Here’s how to get started with LLaVA 1.5, a large multimodal model (which means text and image inputs, like GPT-4 Vision) fine-tuned on top of Llama 2. I’ve tested this process on an M2 Mac, but it should work on other platforms as well (though be sure to read the Gotchas section of the README, and take a look at Justine’s list of supported platforms in a comment on Hacker News).

  1. Download the 4.29GB llava-v1.5-7b-q4.llamafile file from Justine’s repository on Hugging Face.

    curl -LO https://huggingface.co/jartine/llava-v1.5-7B-GGUF/resolve/main/llava-v1.5-7b-q4.llamafile

  2. Make that binary executable, by running this in a terminal:

    chmod 755 llava-v1.5-7b-q4.llamafile

  3. Run your new executable, which will start a web server on port 8080:

    ./llava-v1.5-7b-q4.llamafile

  4. Navigate to http://127.0.0.1:8080/ to start interacting with the model in your browser.

That’s all there is to it. On my M2 Mac it runs at around 55 tokens a second, which is really fast. And it can analyze images—here’s what I got when I uploaded a photograph and asked “Describe this plant”:

Screenshot. llama.cpp - then a photo I took of a plant  User: Describe this plant  Llama: The image features a large, green plant with numerous thin branches and leaves. Among the many stems of this plant, there is an orange flower visible near its center.
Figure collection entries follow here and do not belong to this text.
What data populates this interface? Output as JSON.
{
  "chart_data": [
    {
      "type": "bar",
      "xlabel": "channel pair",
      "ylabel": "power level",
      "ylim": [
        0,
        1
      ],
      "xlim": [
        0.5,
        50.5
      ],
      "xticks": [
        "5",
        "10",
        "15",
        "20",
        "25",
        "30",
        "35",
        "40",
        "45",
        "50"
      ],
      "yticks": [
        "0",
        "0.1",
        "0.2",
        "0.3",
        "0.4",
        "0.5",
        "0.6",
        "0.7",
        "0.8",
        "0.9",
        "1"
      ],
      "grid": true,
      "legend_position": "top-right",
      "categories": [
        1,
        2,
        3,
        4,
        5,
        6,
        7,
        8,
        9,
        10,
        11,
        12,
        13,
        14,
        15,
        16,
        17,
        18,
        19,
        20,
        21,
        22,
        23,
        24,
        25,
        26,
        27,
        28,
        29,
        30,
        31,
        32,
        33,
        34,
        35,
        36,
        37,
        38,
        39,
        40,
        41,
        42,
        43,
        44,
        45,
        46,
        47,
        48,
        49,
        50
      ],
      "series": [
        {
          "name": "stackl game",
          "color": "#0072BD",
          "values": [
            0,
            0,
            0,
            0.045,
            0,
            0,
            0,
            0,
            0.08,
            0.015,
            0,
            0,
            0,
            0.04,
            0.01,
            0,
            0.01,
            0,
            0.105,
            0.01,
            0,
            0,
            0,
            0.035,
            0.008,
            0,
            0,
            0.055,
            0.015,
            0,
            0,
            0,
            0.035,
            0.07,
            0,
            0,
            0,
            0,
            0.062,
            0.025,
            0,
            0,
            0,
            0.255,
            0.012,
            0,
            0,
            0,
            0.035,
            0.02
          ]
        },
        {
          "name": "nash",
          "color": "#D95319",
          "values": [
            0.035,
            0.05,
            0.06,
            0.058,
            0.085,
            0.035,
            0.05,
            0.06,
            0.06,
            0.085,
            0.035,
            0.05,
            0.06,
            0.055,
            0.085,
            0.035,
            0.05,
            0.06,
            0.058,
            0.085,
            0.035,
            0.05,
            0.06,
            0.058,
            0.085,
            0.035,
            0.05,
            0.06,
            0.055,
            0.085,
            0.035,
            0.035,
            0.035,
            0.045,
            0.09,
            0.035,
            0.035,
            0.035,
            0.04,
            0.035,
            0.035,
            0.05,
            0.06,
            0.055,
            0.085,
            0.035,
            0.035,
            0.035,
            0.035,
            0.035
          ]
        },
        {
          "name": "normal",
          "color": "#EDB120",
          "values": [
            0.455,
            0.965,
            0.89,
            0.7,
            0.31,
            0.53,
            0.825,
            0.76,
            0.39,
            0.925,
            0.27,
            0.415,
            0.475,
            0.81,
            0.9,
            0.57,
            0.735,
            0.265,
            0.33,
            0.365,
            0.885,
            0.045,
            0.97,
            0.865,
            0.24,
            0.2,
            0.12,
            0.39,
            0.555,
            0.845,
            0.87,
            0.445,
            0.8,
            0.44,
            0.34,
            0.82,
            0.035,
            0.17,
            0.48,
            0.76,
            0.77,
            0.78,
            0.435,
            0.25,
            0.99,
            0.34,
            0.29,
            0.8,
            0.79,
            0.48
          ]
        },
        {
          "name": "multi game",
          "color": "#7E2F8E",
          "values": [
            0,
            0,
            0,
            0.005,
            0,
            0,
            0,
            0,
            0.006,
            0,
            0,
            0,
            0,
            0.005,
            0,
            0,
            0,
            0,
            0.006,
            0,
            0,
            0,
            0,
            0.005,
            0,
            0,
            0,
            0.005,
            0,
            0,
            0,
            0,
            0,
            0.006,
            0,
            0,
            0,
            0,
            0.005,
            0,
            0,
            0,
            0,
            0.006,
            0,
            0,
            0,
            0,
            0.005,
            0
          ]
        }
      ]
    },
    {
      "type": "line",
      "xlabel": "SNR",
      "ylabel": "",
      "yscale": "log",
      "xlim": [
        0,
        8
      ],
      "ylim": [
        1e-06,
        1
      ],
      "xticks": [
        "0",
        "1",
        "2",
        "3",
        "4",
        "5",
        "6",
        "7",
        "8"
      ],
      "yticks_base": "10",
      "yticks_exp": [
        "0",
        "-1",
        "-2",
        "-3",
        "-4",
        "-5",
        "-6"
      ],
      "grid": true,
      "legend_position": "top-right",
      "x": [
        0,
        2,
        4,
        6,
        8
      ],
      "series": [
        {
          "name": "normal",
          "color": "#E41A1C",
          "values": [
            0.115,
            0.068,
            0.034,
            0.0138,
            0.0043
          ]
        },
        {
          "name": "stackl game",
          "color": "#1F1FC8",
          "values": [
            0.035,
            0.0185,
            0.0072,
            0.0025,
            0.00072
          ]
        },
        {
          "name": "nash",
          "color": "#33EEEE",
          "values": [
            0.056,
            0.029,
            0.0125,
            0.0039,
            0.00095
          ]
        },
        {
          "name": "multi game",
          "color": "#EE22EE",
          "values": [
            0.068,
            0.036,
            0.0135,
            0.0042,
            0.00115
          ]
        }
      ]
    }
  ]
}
This beautifully decorated plant stands out in the scene due to its vibrant colors and intricate structure.  18ms per token, 54.24 tokens per second Powered by llama.cpp, ggml.ai, and llamafile

How this works

There are a number of different components working together here to make this work.

Trying more models

The llamafile README currently links to binaries for Mistral-7B-Instruct, LLaVA 1.5 and WizardCoder-Python-13B.

You can also download a much smaller llamafile binary from their releases, which can then execute any model that has been compiled to GGUF format:

I grabbed llamafile-server-0.1 (4.45MB) like this:

curl -LO https://github.com/Mozilla-Ocho/llamafile/releases/download/0.1/llamafile-server-0.1
chmod 755 llamafile-server-0.1

Then ran it against a 13GB llama-2-13b.Q8_0.gguf file I had previously downloaded:

./llamafile-server-0.1 -m llama-2-13b.Q8_0.gguf

This gave me the same interface at http://127.0.0.1:8080/ (without the image upload) and let me talk with the model at 24 tokens per second.

One file is all you need

I think my favourite thing about llamafile is what it represents. This is a single binary file which you can download and then use, forever, on (almost) any computer.

You don’t need a network connection, and you don’t need to keep track of more than one file.

Stick that file on a USB stick and stash it in a drawer as insurance against a future apocalypse. You’ll never be without a language model ever again.